When less asbestos is best – Globe and Mail Editorial (June 24, 2011)

The Globe and Mail is Canada’s national newspaper with the second largest broadsheet circulation in the country. It has enormous impact and influence on Canada’s political and business elite as well as the rest of the country’s print, radio and television media.

What does the federal government have against a five-page form? That’s what its opposition to “listing” chrysotile asbestos – a hazardous material – under the Rotterdam Convention amounts to. Canada was wrong to block an emerging consensus in favour of listing at a Convention meeting on Wednesday, especially given the small restrictions involved in the listing procedure.

Chrysotile, of which Canada is the world’s fifth-largest producer, is a material that can be used to make cement. Can be used – most developed economies have forsaken it for other materials, because chrysotile contains tiny fibres that, if exposed, can lead to respiratory ailments and even cancer. But it is a cheap enough alternative that growing Asian countries are a growing market for the product. An Asian medical journal recently reported that it expects a “surge of asbestos-related diseases in the immediate decades ahead” as a result.

Industry Minister Christian Paradis said in the Commons last week that “scientific publications show that chrysotile can be used safely under controlled conditions.” We’re not sure which publications he’s referring to, but presumably not the ones read by Health Canada’s director-general for the safe environments program, when he recommended listing of chrysotile under the Rotterdam Convention in 2006; nor statements by the World Health Organization or the Rotterdam Convention’s review committee.

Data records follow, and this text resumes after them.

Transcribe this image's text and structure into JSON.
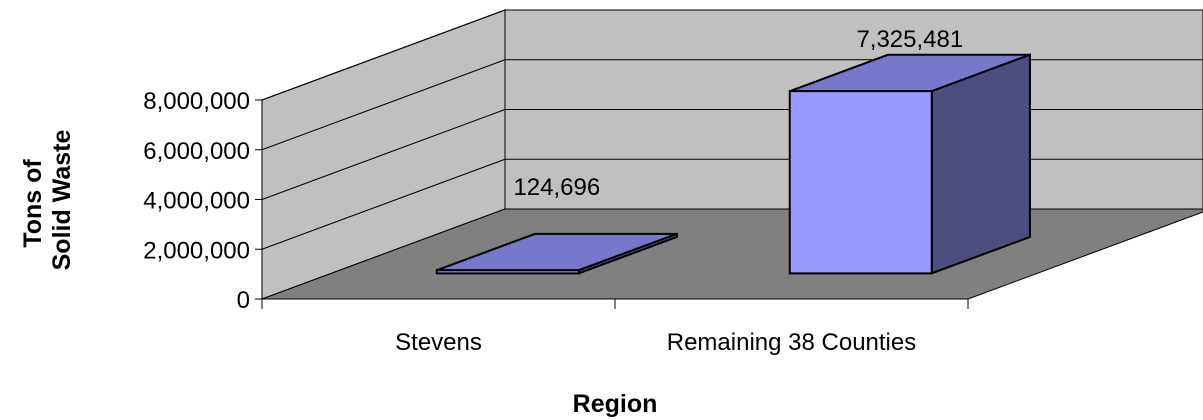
{
  "chart_data": {
    "type": "bar",
    "style": "3d-column",
    "categories": [
      "Stevens",
      "Remaining 38 Counties"
    ],
    "values": [
      124696,
      7325481
    ],
    "data_labels": [
      "124,696",
      "7,325,481"
    ],
    "xlabel": "Region",
    "ylabel_lines": [
      "Tons of",
      "Solid Waste"
    ],
    "ylim": [
      0,
      8000000
    ],
    "yticks": [
      0,
      2000000,
      4000000,
      6000000,
      8000000
    ],
    "ytick_labels": [
      "0",
      "2,000,000",
      "4,000,000",
      "6,000,000",
      "8,000,000"
    ],
    "grid": true,
    "legend": "none",
    "colors": {
      "bar_front": "#9999ff",
      "bar_top": "#7777cc",
      "bar_side": "#4d4d80",
      "wall": "#c0c0c0",
      "floor": "#808080"
    }
  }
}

The listing mechanism in the Convention is modest. The exporting country simply produces a form that states the risks involved with the chemical, and includes information on precautionary measures and safe handling, to which the importer must explicitly consent. It does not ban export.

The great irony is that, on Wednesday, even India – our largest importer of chrysotile – announced its support for listing. Canada’s stance has pitted it against allies like the U.S. and the European Union, which produce and use almost no asbestos, and aligned it with producers like Kazakhstan.

The asbestos industry is worth $90-million to Canada. But what cost are we inflicting on ourselves, on our greater prosperity, on our international reputation, and on the health of human beings, by clinging to this unsafe material?